Diplomatic activity flurried across the region.

Japanese Prime Minister Junichiro Koizumi, fresh from talks with Russian President Vladimir Putin, met in eastern Russia with Konstantin Pulikovsky, a Russian point man on North Korea who is believed to have close ties to its reclusive leader, Kim Jong-il.

“It is important that North Korea be steadfastly worked upon to gain a peaceful solution,” Koizumi told Pulikovsky, Putin’s prefect for the far east.

North Korea, suspected by the US of making nuclear bombs and of possibly having two in its arsenal, yesterday became the first country to pull out of the Non-Proliferation Treaty, triggering worldwide condemnation. Within hours, it said it was free to resume missile-firing tests, ratcheting up tension with the US in its bid to force Washington into negotiations.

Analysts say Pyongyang and its secretive leader have been anxious for the survival of their administration ever since US President George W. Bush last year bracketed North Korea with Iraq and Iran in an “axis of evil”.

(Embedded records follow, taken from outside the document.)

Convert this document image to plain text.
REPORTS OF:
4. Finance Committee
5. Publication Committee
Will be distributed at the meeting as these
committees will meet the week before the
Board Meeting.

South Korean officials, their capital within striking range of the North’s artillery line-up, said North Korea was trying to hasten resolution of the nuclear standoff by pushing for talks before a possible US attack on Iraq.

Japan’s deputy chief Cabinet secretary, Shinzo Abe, told Fuji Television from Khabarovsk, Russia, that Pyongyang was “playing a dangerous game”, but the issue could be resolved through talks. “If the world applies pressure and convinces North Korea that it will not gain anything with this game... I think it is possible for the situation to return to the way it was,” he said.

However, Russia’s Pulikovsky said his knowledge of Kim suggested a soft approach was likely to be more effective. “He will not permit being pressured from outside,” Pulikovsky was quoted as saying. “He will only be repelled by this.”

Pyongyang urged all Koreans to unite to rid the peninsula of the US presence, part of a drive to build on differences between South Korea and the US. “The US intentionally fabricated our admission to a nuclear development programme,” South Korea’s Yonhap news agency quoted the North’s Korean Central News Agency as saying.